In one of those groups I said a few random things and one of the girls kept laughing at what I was saying, and then at the end of the tutorial she insisted that "we should form the same group every time". I met the same girl in one of my other classes, she was sitting up the front and glanced back at me a few times. Then during the break of the class I went outside to smoke a cigarette and she touched my arm and suggested that we skip class and get coffee instead, I was hungry so I took her to lunch. During this lunch she invited me to dinner, to go out clubbing with her and her friends, she said we should go to the gym together (lol), and she insisted that I should always sit next to her in class because she's "sooo lonely". I added her on facebook and she was "liking" content from well in the past so I trust that she gave my profile a good read haha.
When I first saw this girl her beauty was very distracting and to be honest I never expected to get so much attention from her so quickly. In the past if a girl I like shows interest in me I would become somewhat obsessed with her and would become attached very easily. This time around I'm completely indifferent and would prefer to explore her social circle before getting into anything.
One of my friends keeps coming to me for relationship advice, although he probably has more experience than me lol, he probably just doesn't know that. Whenever I give him some advice he seems reassured, I think I've helped him get through some problems over the past couple of weeks.
In general I just feel more positive, I won't catch a negative thought passing through my head. I don't care what people think about me and I'm happy being myself. I'm forming new friendships and letting go of the past. I have no sense that anyone is superior or inferior to me, I truly believe that we are all equal.
I can't remember any dreams lately.

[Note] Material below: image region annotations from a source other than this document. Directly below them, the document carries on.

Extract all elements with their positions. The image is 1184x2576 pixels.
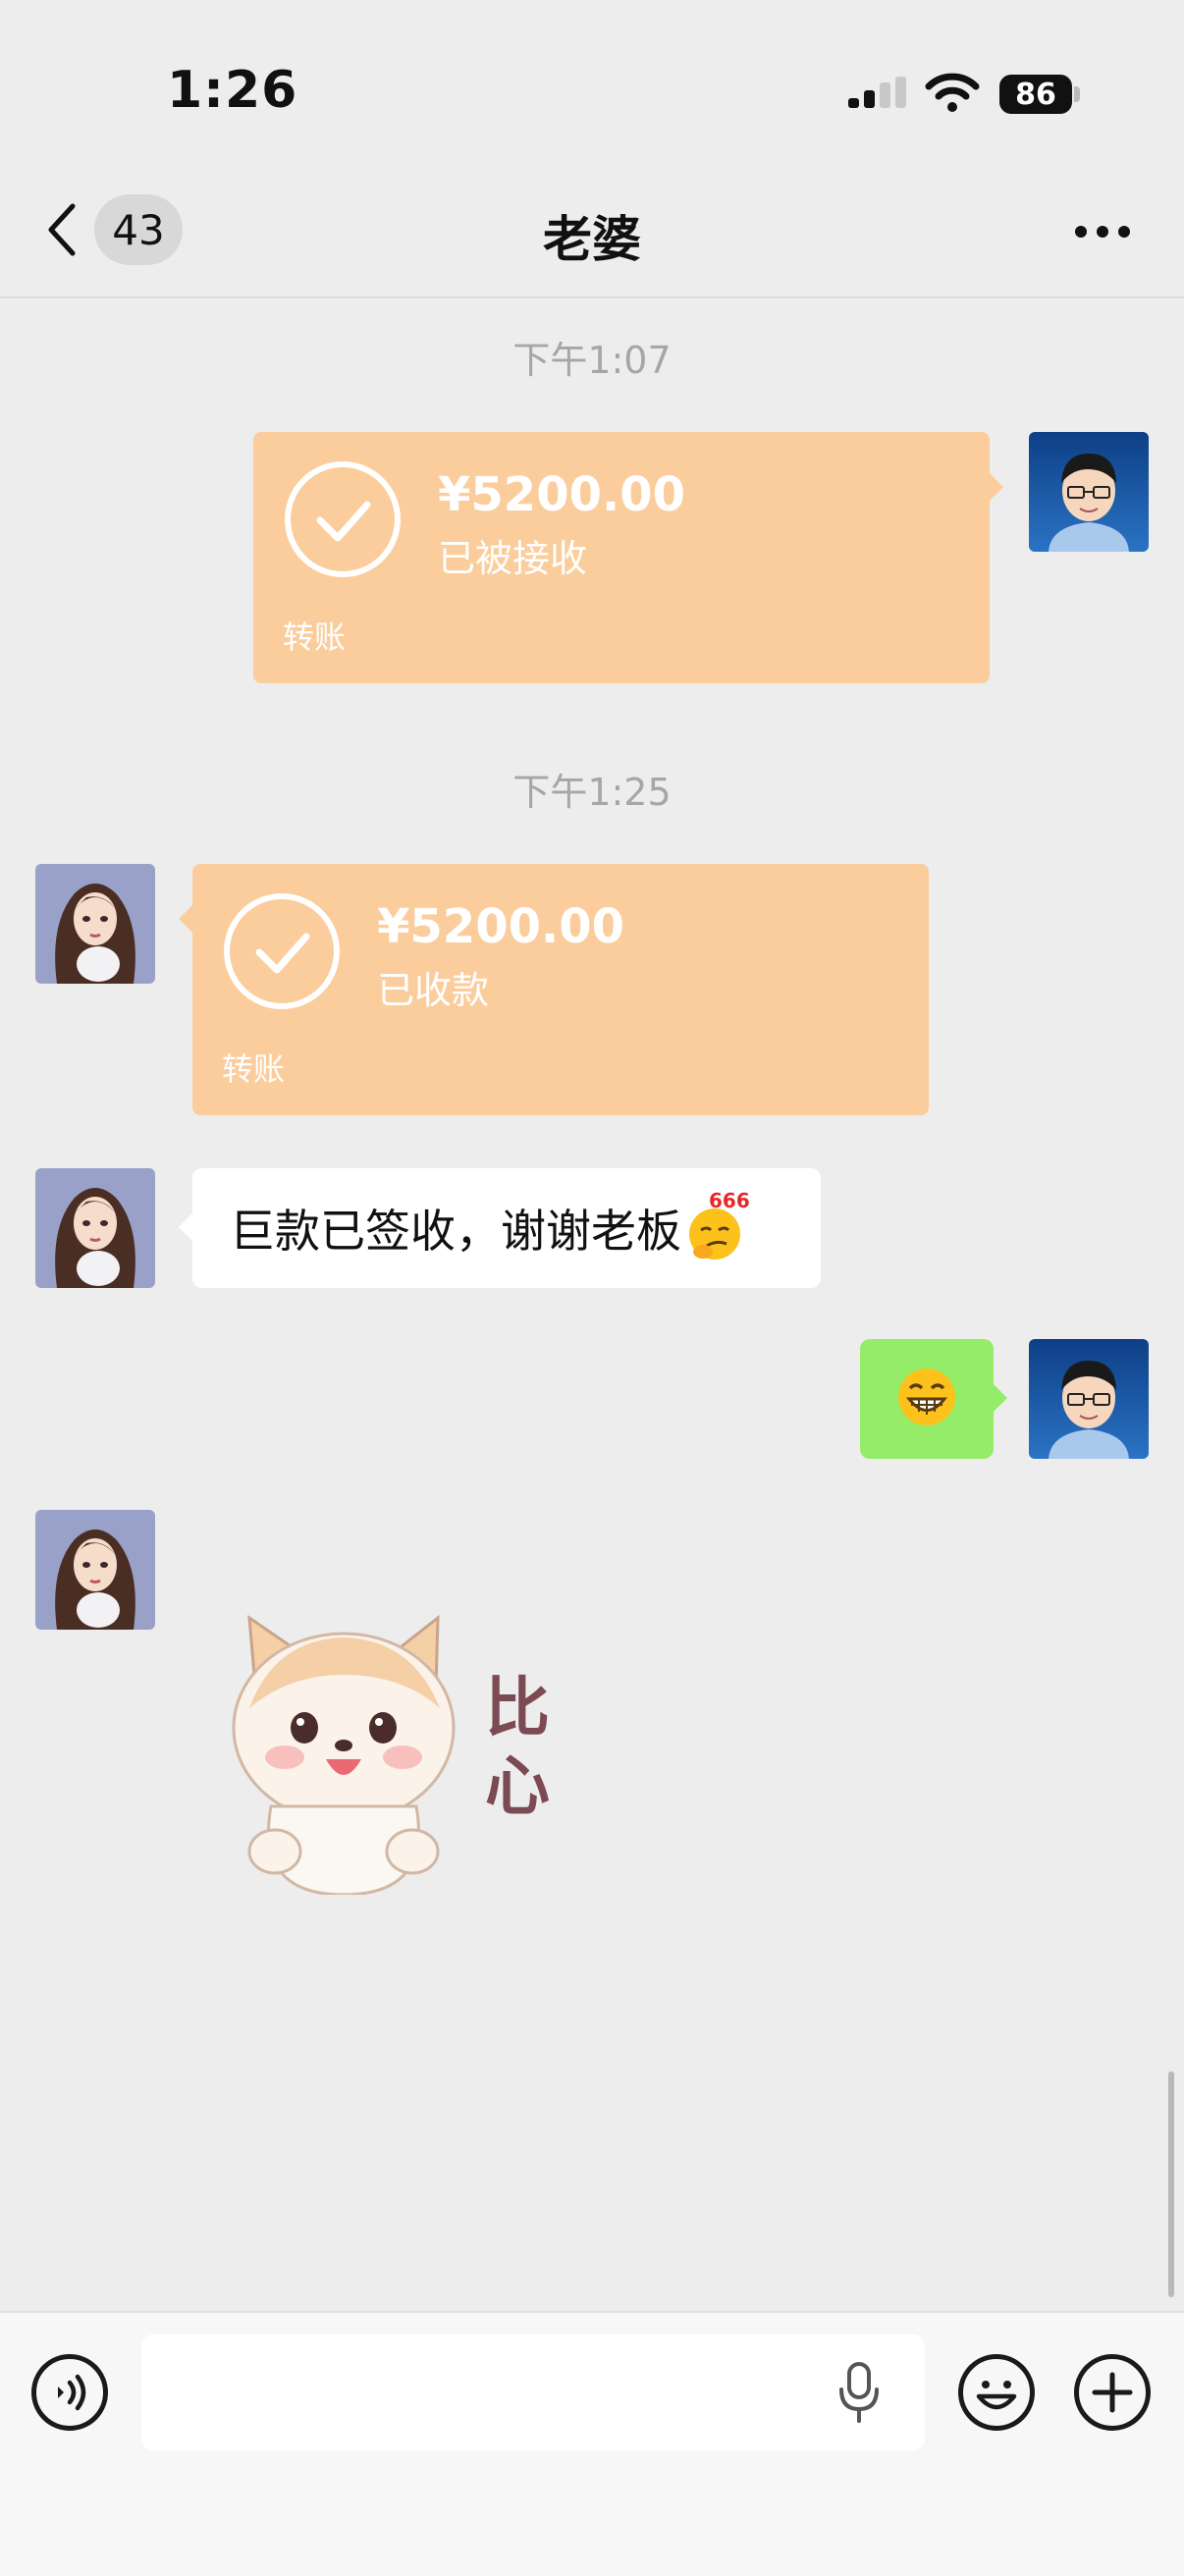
cellular-signal-icon xyxy=(848,77,907,122)
check-circle-icon xyxy=(224,893,340,1009)
bubble-tail xyxy=(990,473,1003,501)
transfer-card-sent[interactable]: ¥5200.00 已被接收 转账 xyxy=(253,432,990,683)
thinking-emoji-icon: 666 xyxy=(683,1189,750,1260)
voice-icon[interactable] xyxy=(31,2354,108,2431)
emoji-message[interactable] xyxy=(860,1339,994,1459)
bubble-tail xyxy=(179,905,192,933)
contact-avatar[interactable] xyxy=(35,1168,155,1288)
message-text: 巨款已签收，谢谢老板 xyxy=(230,1205,681,1258)
contact-avatar[interactable] xyxy=(35,1510,155,1630)
my-avatar[interactable] xyxy=(1029,432,1149,552)
wifi-icon xyxy=(925,73,980,118)
puppy-sticker-icon xyxy=(232,1614,456,1895)
check-circle-icon xyxy=(285,461,401,577)
grin-emoji-icon xyxy=(896,1367,957,1431)
microphone-icon[interactable] xyxy=(836,2360,882,2429)
bubble-tail xyxy=(994,1384,1007,1412)
sticker-message[interactable]: 比心 xyxy=(216,1610,589,1895)
battery-tip xyxy=(1074,86,1080,102)
transfer-amount: ¥5200.00 xyxy=(377,899,625,954)
emoji-badge: 666 xyxy=(709,1189,750,1212)
battery-indicator: 86 xyxy=(999,75,1072,114)
transfer-label: 转账 xyxy=(222,1050,286,1088)
transfer-status: 已收款 xyxy=(377,969,490,1012)
sticker-text: 比心 xyxy=(485,1670,550,1824)
contact-avatar[interactable] xyxy=(35,864,155,984)
plus-icon[interactable] xyxy=(1074,2354,1151,2431)
message-input[interactable] xyxy=(141,2334,925,2450)
status-time: 1:26 xyxy=(167,61,298,120)
transfer-card-received[interactable]: ¥5200.00 已收款 转账 xyxy=(192,864,929,1115)
more-options-icon[interactable] xyxy=(1074,224,1131,242)
emoji-icon[interactable] xyxy=(958,2354,1035,2431)
timestamp: 下午1:25 xyxy=(512,771,672,814)
scrollbar[interactable] xyxy=(1168,2071,1174,2297)
transfer-status: 已被接收 xyxy=(438,537,588,580)
my-avatar[interactable] xyxy=(1029,1339,1149,1459)
transfer-label: 转账 xyxy=(283,618,347,656)
timestamp: 下午1:07 xyxy=(512,339,672,382)
transfer-amount: ¥5200.00 xyxy=(438,467,686,522)
bubble-tail xyxy=(179,1213,192,1241)
chat-title[interactable]: 老婆 xyxy=(0,200,1184,271)
text-message[interactable]: 巨款已签收，谢谢老板 666 xyxy=(192,1168,821,1288)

One of the nights during stage two my computer crashed over night so I'll add on an extra day just to be safe. Oh and by the way I discontinued ASC during stage 1 of AM - I found it really hard to get a decent amount of exposure during the day so decided to just focus on AM.
I'll keep updating this journal every 2 weeks - 1 month.
You're having good results. You must be very accepting of the subliminals or you've just been naturally comfortable with alot of things including your self prior to using alpha. Have you done any other type of self improvement work before?